Hearing this, the leopard halts his attack in mid stride, a look of terror comes over him, and slinks away into the trees. “Whew,” says the leopard. “That was close! That dog nearly had me.”

Meanwhile, a monkey who had been watching the whole scene from a nearby tree, figures he can put this knowledge to good use and trade it for protection from the leopard. So, off he goes.

But the dog saw him heading after the leopard with great speed, and figured that something must be up.

The monkey soon catches up with the leopard, spills the beans, and strikes a deal for himself with the leopard. The cat is furious at being made a fool of and says, “Here monkey, hop on my back and see what’s going to happen to that conniving canine.”

Now the dog sees the leopard coming with the monkey on his back, and thinks, “What am I going to do now?” But instead of running, the dog sits down with his back to his attackers, pretending he hasn’t seen them yet.

Just when they get close enough to hear, the dog says, “Where’s that monkey? I just can never trust him. I sent him off half an hour ago to bring me another leopard, and he’s still not back!”

Thug’s Life

A thug and his girlfriend were walking down Main Street when she spotted a beautiful diamond ring in a jewelry store window.”Wow, I’d sure love to have that!” she said.

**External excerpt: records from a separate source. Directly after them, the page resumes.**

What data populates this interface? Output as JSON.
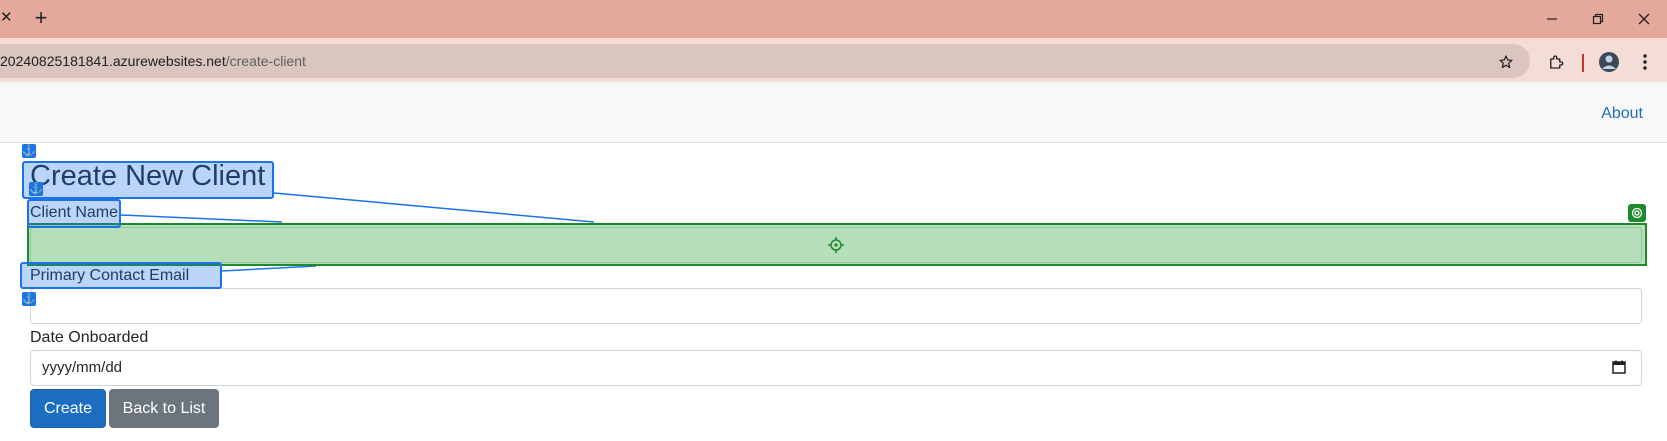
{
  "browser": {
    "tab_close_glyph": "✕",
    "new_tab_glyph": "+",
    "url_host": "20240825181841.azurewebsites.net",
    "url_path": "/create-client"
  },
  "nav": {
    "about_label": "About"
  },
  "page": {
    "title": "Create New Client",
    "fields": [
      {
        "label": "Client Name",
        "value": ""
      },
      {
        "label": "Primary Contact Email",
        "value": ""
      },
      {
        "label": "Date Onboarded",
        "value": "yyyy/mm/dd"
      }
    ],
    "create_label": "Create",
    "back_label": "Back to List"
  },
  "colors": {
    "tab_bar": "#e4a99a",
    "link": "#1f6fbf",
    "primary": "#1b6ec2",
    "secondary": "#6c757d",
    "annotation_blue": "#1a73e8",
    "annotation_green": "#1e8a2e"
  }
}
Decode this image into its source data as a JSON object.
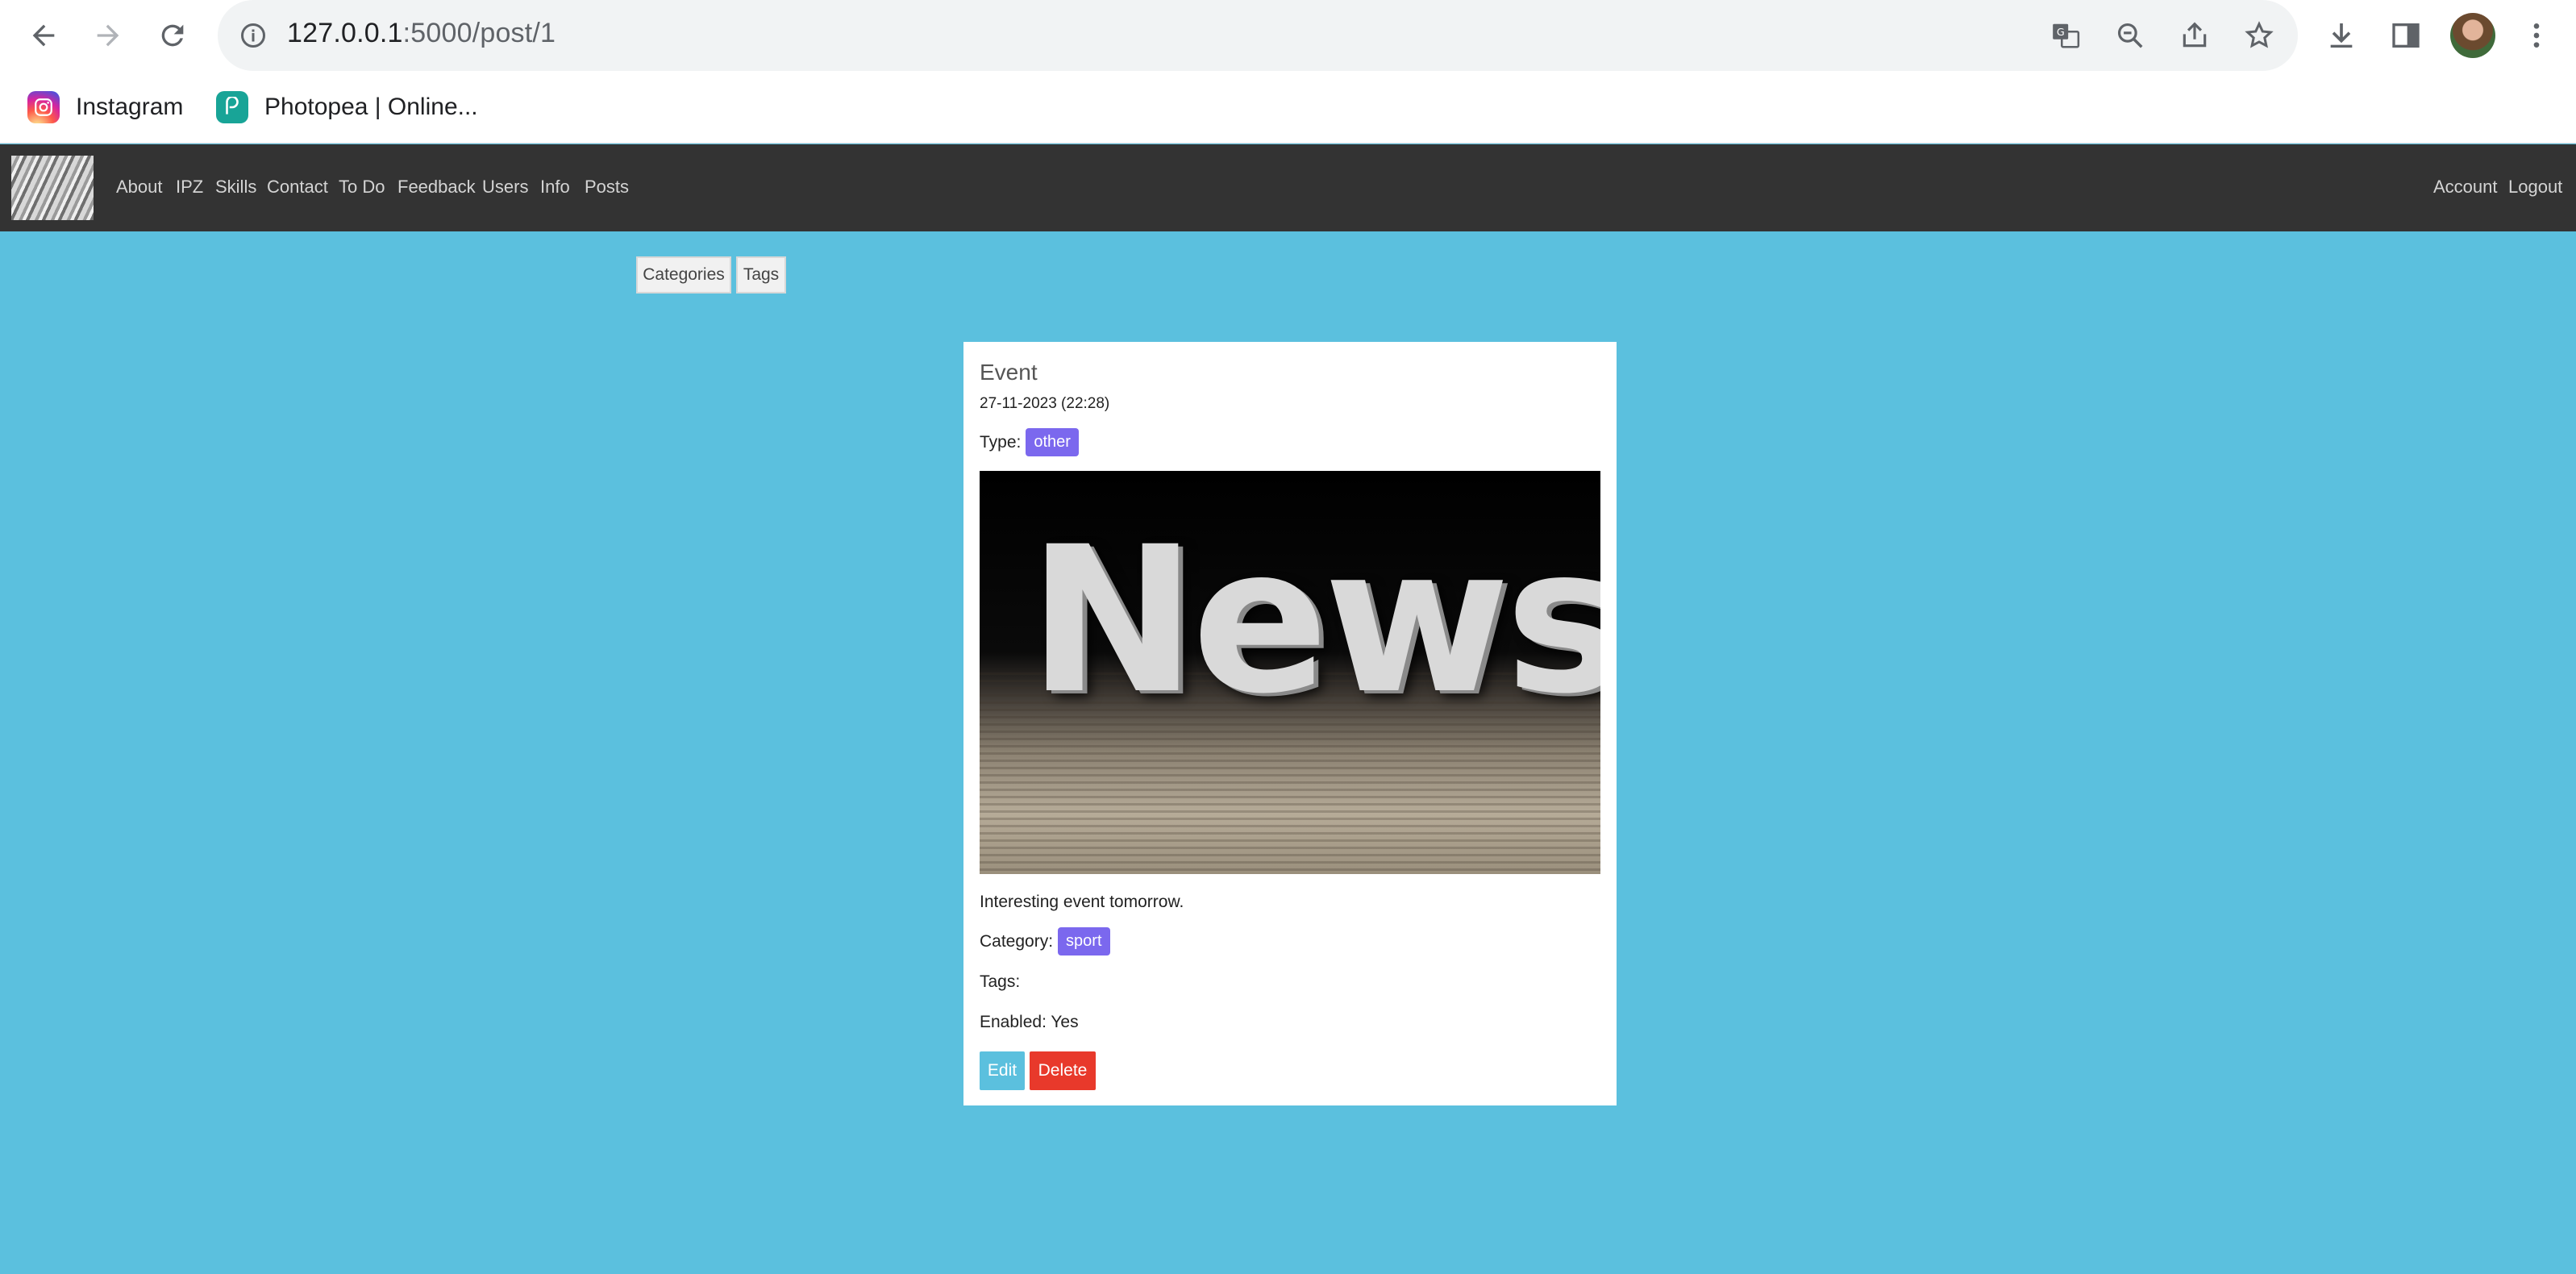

“No problem, baby,” the thug said, throwing a brick through the glass and grabbing the ring.

A few blocks later, his girlfriend was admiring a black leather jacket in another shop window.

“What I’d give to own that!” she said.

“Sure thing, darling,” the thug said, throwing another brick through the window and snatching the coat.

Finally, they pass a Mercedes car dealership.

“Boy, I’d do anything for one of those!” she said to her boyfriend. “C’mon, darlin’,” the thug moaned. “Do you think I’m made of bricks?!”